Museum exhibits at the site of the Sado Island Gold Mines in Sado, Niigata Prefecture, Japan, July 28, 2024. /VCG
South Korea's Foreign Ministry urged Japan to implement its own commitments related to Japan's war-linked gold mine, local broadcaster MBC said Tuesday.
Seoul's Foreign Ministry said in a statement that Tokyo failed to fully implement the decision of the UNESCO World Heritage Committee (WHC) and its own commitments to reflecting the entire history at the site of the Sado Island Gold Mines, a gold mine on the Sado Island associated with the Korean Peninsula's wartime forced labor.
The statement urged Tokyo to faithfully implement the decision, its own commitments and the agreements between the two countries, saying Seoul would continue to talk with Tokyo about follow-up measures.

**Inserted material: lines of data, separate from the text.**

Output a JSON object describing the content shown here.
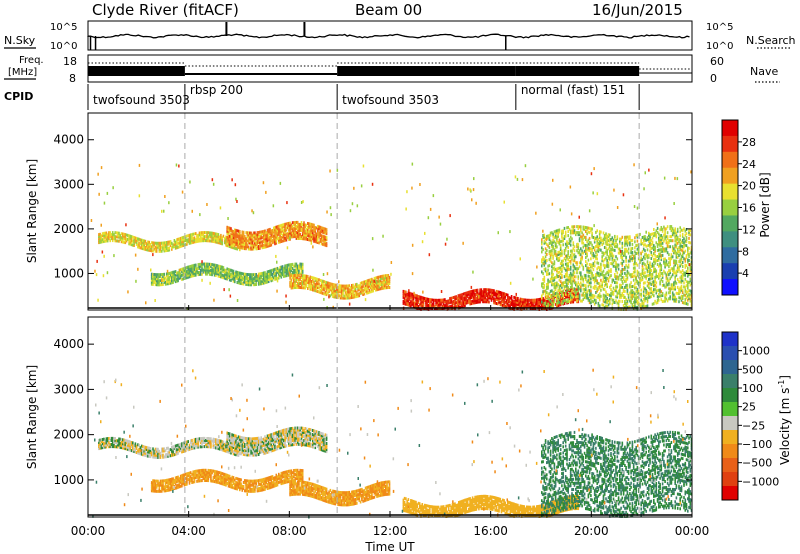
{
  "header": {
    "station": "Clyde River (fitACF)",
    "beam": "Beam 00",
    "date": "16/Jun/2015"
  },
  "status_panel": {
    "nsky_label": "N.Sky",
    "nsearch_label": "N.Search",
    "noise_ticks": [
      "10^5",
      "10^0"
    ],
    "noise_ticks_right": [
      "10^5",
      "10^0"
    ],
    "freq_label_line1": "Freq.",
    "freq_label_line2": "[MHz]",
    "freq_ticks": [
      "18",
      "8"
    ],
    "nave_label": "Nave",
    "nave_ticks": [
      "60",
      "0"
    ],
    "cpid_label": "CPID",
    "cpid_segments": [
      {
        "name": "twofsound 3503",
        "start_hour": 0.0,
        "end_hour": 3.85
      },
      {
        "name": "rbsp 200",
        "start_hour": 3.85,
        "end_hour": 9.9
      },
      {
        "name": "twofsound 3503",
        "start_hour": 9.9,
        "end_hour": 17.0
      },
      {
        "name": "normal (fast) 151",
        "start_hour": 17.0,
        "end_hour": 21.9
      }
    ]
  },
  "chart_data": [
    {
      "type": "heatmap",
      "parameter": "Power",
      "ylabel": "Slant Range [km]",
      "xlabel": "",
      "xlim_hours": [
        0,
        24
      ],
      "ylim": [
        180,
        4600
      ],
      "yticks": [
        1000,
        2000,
        3000,
        4000
      ],
      "colorbar": {
        "label": "Power [dB]",
        "ticks": [
          "28",
          "24",
          "20",
          "16",
          "12",
          "8",
          "4"
        ],
        "range": [
          0,
          30
        ]
      },
      "features": [
        {
          "desc": "band",
          "hours": [
            0.4,
            6.0
          ],
          "range_km": [
            1650,
            1850
          ],
          "value": 18
        },
        {
          "desc": "band",
          "hours": [
            5.5,
            9.5
          ],
          "range_km": [
            1700,
            2100
          ],
          "value": 22
        },
        {
          "desc": "band",
          "hours": [
            2.5,
            8.5
          ],
          "range_km": [
            900,
            1150
          ],
          "value": 14
        },
        {
          "desc": "band",
          "hours": [
            8.0,
            12.0
          ],
          "range_km": [
            600,
            900
          ],
          "value": 20
        },
        {
          "desc": "near-range",
          "hours": [
            12.5,
            19.5
          ],
          "range_km": [
            280,
            560
          ],
          "value": 28
        },
        {
          "desc": "scattered",
          "hours": [
            18.0,
            24.0
          ],
          "range_km": [
            300,
            2000
          ],
          "value": 16
        }
      ]
    },
    {
      "type": "heatmap",
      "parameter": "Velocity",
      "ylabel": "Slant Range [km]",
      "xlabel": "Time UT",
      "xlim_hours": [
        0,
        24
      ],
      "ylim": [
        180,
        4600
      ],
      "yticks": [
        1000,
        2000,
        3000,
        4000
      ],
      "xticks": [
        "00:00",
        "04:00",
        "08:00",
        "12:00",
        "16:00",
        "20:00",
        "00:00"
      ],
      "colorbar": {
        "label": "Velocity [m s",
        "label_superscript": "-1",
        "label_close": "]",
        "ticks": [
          "1000",
          "500",
          "100",
          "25",
          "−25",
          "−100",
          "−500",
          "−1000"
        ]
      },
      "features": [
        {
          "desc": "band",
          "hours": [
            0.4,
            6.0
          ],
          "range_km": [
            1650,
            1850
          ],
          "value": 0
        },
        {
          "desc": "band",
          "hours": [
            5.5,
            9.5
          ],
          "range_km": [
            1700,
            2100
          ],
          "value": 0
        },
        {
          "desc": "band",
          "hours": [
            2.5,
            8.5
          ],
          "range_km": [
            900,
            1150
          ],
          "value": -200
        },
        {
          "desc": "band",
          "hours": [
            8.0,
            12.0
          ],
          "range_km": [
            600,
            900
          ],
          "value": -200
        },
        {
          "desc": "near-range",
          "hours": [
            12.5,
            19.5
          ],
          "range_km": [
            280,
            560
          ],
          "value": -100
        },
        {
          "desc": "scattered",
          "hours": [
            18.0,
            24.0
          ],
          "range_km": [
            300,
            2000
          ],
          "value": 200
        }
      ]
    }
  ]
}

South Korea agreed to list the notorious gold mine as a UNESCO World Heritage Site in July 2024 in exchange for Japan's promises such as the one to display the entire history of the heritage site, including the forced mobilization of Koreans during the Japanese colonial period.
Seoul claimed that no mention of the forced labor victims was made at the site.
South Korean historians say thousands of Koreans were forced by Imperial Japan into heavy labor in the gold mine, which was turned into facilities to manufacture war-related materials during World War Two, when the Korean Peninsula was under Japan's colonial rule. The mine was shut down in 1989.